I want to love all three, the carrot, the egg, and the coffee, for who they are, not what or who they want to be. Being true to yourself is empowering, and knowing yourself, what you can do, what you can’t do, is important. The carrot becomes soft with the trial, so do some people. Should we still love them even though they are not as strong as they once were? YES!
What of the egg, soft heart turned hard with the trial, should we love them still. YES! And then coffee beans that change the water with the trial, should the beans, grounds and drained of their energy, still be loved? YES, somehow.
Together the three make a meal. Boiled carrots are still good to eat, as are boiled eggs, and with some kale, lettuce, onion, tomato, mayonnaise, maybe some apples, with coffee (a little milk in the coffee), isn’t that a nice meal? But it is all together that make it happen. There are some foods that don’t really fit in the salad, but can still be a part of the meal. (just a thought there)

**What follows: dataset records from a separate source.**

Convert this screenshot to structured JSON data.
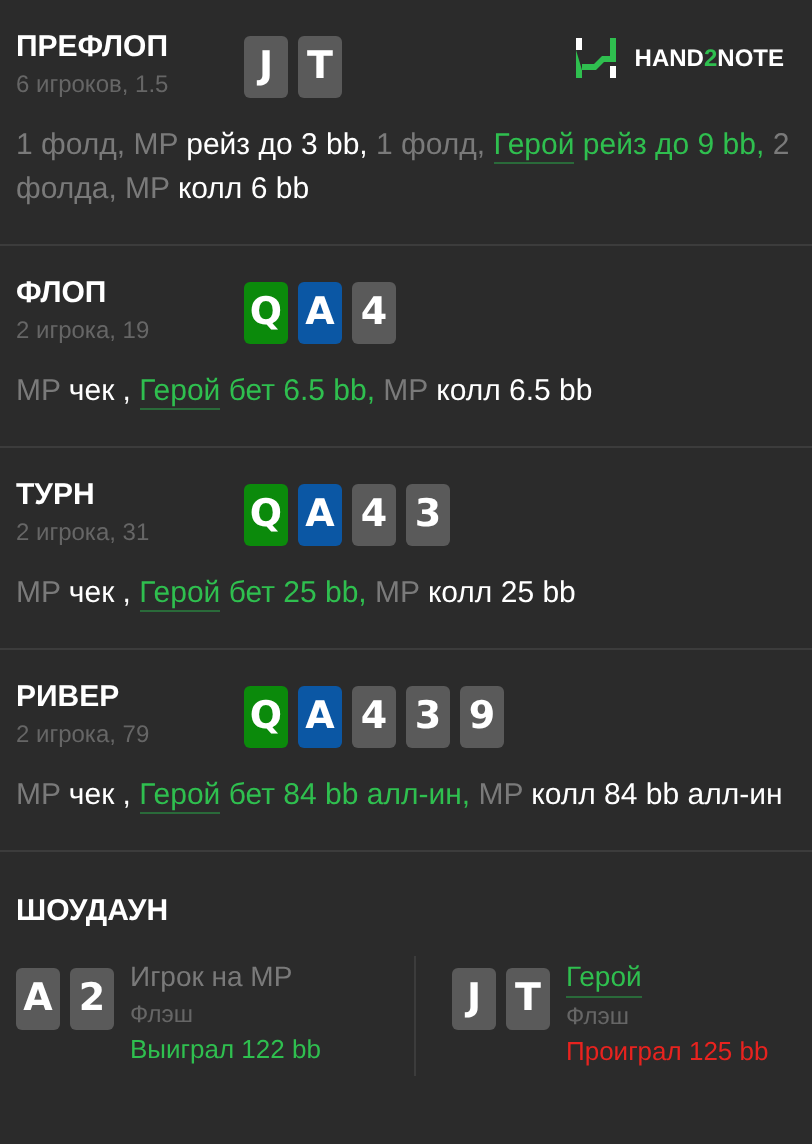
{
  "logo": {
    "parts": [
      {
        "text": "HAND",
        "accent": false
      },
      {
        "text": "2",
        "accent": true
      },
      {
        "text": "NOTE",
        "accent": false
      }
    ]
  },
  "streets": [
    {
      "title": "ПРЕФЛОП",
      "subtitle": "6 игроков, 1.5",
      "cards": [
        {
          "rank": "J",
          "color": "#5a5a5a"
        },
        {
          "rank": "T",
          "color": "#5a5a5a"
        }
      ],
      "actions": [
        {
          "kind": "muted",
          "text": "1 фолд, MP "
        },
        {
          "kind": "strong",
          "text": "рейз до 3 bb,"
        },
        {
          "kind": "muted",
          "text": " 1 фолд, "
        },
        {
          "kind": "hero",
          "text": "Герой"
        },
        {
          "kind": "hero_action",
          "text": " рейз до 9 bb,"
        },
        {
          "kind": "muted",
          "text": " 2 фолда, MP "
        },
        {
          "kind": "strong",
          "text": "колл 6 bb"
        }
      ]
    },
    {
      "title": "ФЛОП",
      "subtitle": "2 игрока, 19",
      "cards": [
        {
          "rank": "Q",
          "color": "#0b8a0b"
        },
        {
          "rank": "A",
          "color": "#0b57a4"
        },
        {
          "rank": "4",
          "color": "#5a5a5a"
        }
      ],
      "actions": [
        {
          "kind": "muted",
          "text": "MP "
        },
        {
          "kind": "strong",
          "text": "чек , "
        },
        {
          "kind": "hero",
          "text": "Герой"
        },
        {
          "kind": "hero_action",
          "text": " бет 6.5 bb,"
        },
        {
          "kind": "muted",
          "text": " MP "
        },
        {
          "kind": "strong",
          "text": "колл 6.5 bb"
        }
      ]
    },
    {
      "title": "ТУРН",
      "subtitle": "2 игрока, 31",
      "cards": [
        {
          "rank": "Q",
          "color": "#0b8a0b"
        },
        {
          "rank": "A",
          "color": "#0b57a4"
        },
        {
          "rank": "4",
          "color": "#5a5a5a"
        },
        {
          "rank": "3",
          "color": "#5a5a5a"
        }
      ],
      "actions": [
        {
          "kind": "muted",
          "text": "MP "
        },
        {
          "kind": "strong",
          "text": "чек , "
        },
        {
          "kind": "hero",
          "text": "Герой"
        },
        {
          "kind": "hero_action",
          "text": " бет 25 bb,"
        },
        {
          "kind": "muted",
          "text": " MP "
        },
        {
          "kind": "strong",
          "text": "колл 25 bb"
        }
      ]
    },
    {
      "title": "РИВЕР",
      "subtitle": "2 игрока, 79",
      "cards": [
        {
          "rank": "Q",
          "color": "#0b8a0b"
        },
        {
          "rank": "A",
          "color": "#0b57a4"
        },
        {
          "rank": "4",
          "color": "#5a5a5a"
        },
        {
          "rank": "3",
          "color": "#5a5a5a"
        },
        {
          "rank": "9",
          "color": "#5a5a5a"
        }
      ],
      "actions": [
        {
          "kind": "muted",
          "text": "MP "
        },
        {
          "kind": "strong",
          "text": "чек , "
        },
        {
          "kind": "hero",
          "text": "Герой"
        },
        {
          "kind": "hero_action",
          "text": " бет 84 bb алл-ин,"
        },
        {
          "kind": "muted",
          "text": " MP "
        },
        {
          "kind": "strong",
          "text": "колл 84 bb алл-ин"
        }
      ]
    }
  ],
  "showdown": {
    "title": "ШОУДАУН",
    "players": [
      {
        "cards": [
          {
            "rank": "A",
            "color": "#5a5a5a"
          },
          {
            "rank": "2",
            "color": "#5a5a5a"
          }
        ],
        "name": "Игрок на MP",
        "is_hero": false,
        "hand": "Флэш",
        "result": "Выиграл 122 bb",
        "kind": "win"
      },
      {
        "cards": [
          {
            "rank": "J",
            "color": "#5a5a5a"
          },
          {
            "rank": "T",
            "color": "#5a5a5a"
          }
        ],
        "name": "Герой",
        "is_hero": true,
        "hand": "Флэш",
        "result": "Проиграл 125 bb",
        "kind": "loss"
      }
    ]
  }
}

I think we need the carrot, the egg, and the coffee together. Of course I am actually talking about people and how different we can be, and how together we make up society. There are the strong, that sometimes become weak, there are the good-hearted, who can become bitter and hard, and there are the changers, those who make things different. That can be good or bad by the way.
So, maybe we can’t choose to be coffee, but we can be part of the meal, in our own way. I think so, but I am a romantic at heart, and maybe delusional? The world in its reality is cruel, and harsh, difficult. Suffering seems always to be there. But how much suffering do we bring on ourselves? Maybe more than we think. I want the world to just be. That’s what I think “Be still and know that I am God” means.
Recently I visited Antietam Battlefield because an ancestor of mine was there. As I sat at the monument erected in 1903, I looked over the meadow and it was eerily peaceful. I thought back to that battle and then to the present, and as I sat there I observed life. Birds, insects, maybe there were mammals like rabbits, and deer too that I didn’t see. The meadow, while peaceful without the battle, was anything but still, it was alive. So to me right now the directive, be still and know I am God means let life be. I’m not sure that the greater world can do that.
What has any of that got to do with carrots, eggs and coffee? Well, metaphorically speaking, in the great salad of life, we all play our part, and sometimes we are strong, or soft, or whole, and sometimes we are soft (when we used to be strong), hard (when we used to be soft), or not there, even though we have left a part of ourselves. We all count, we all matter, even when we change.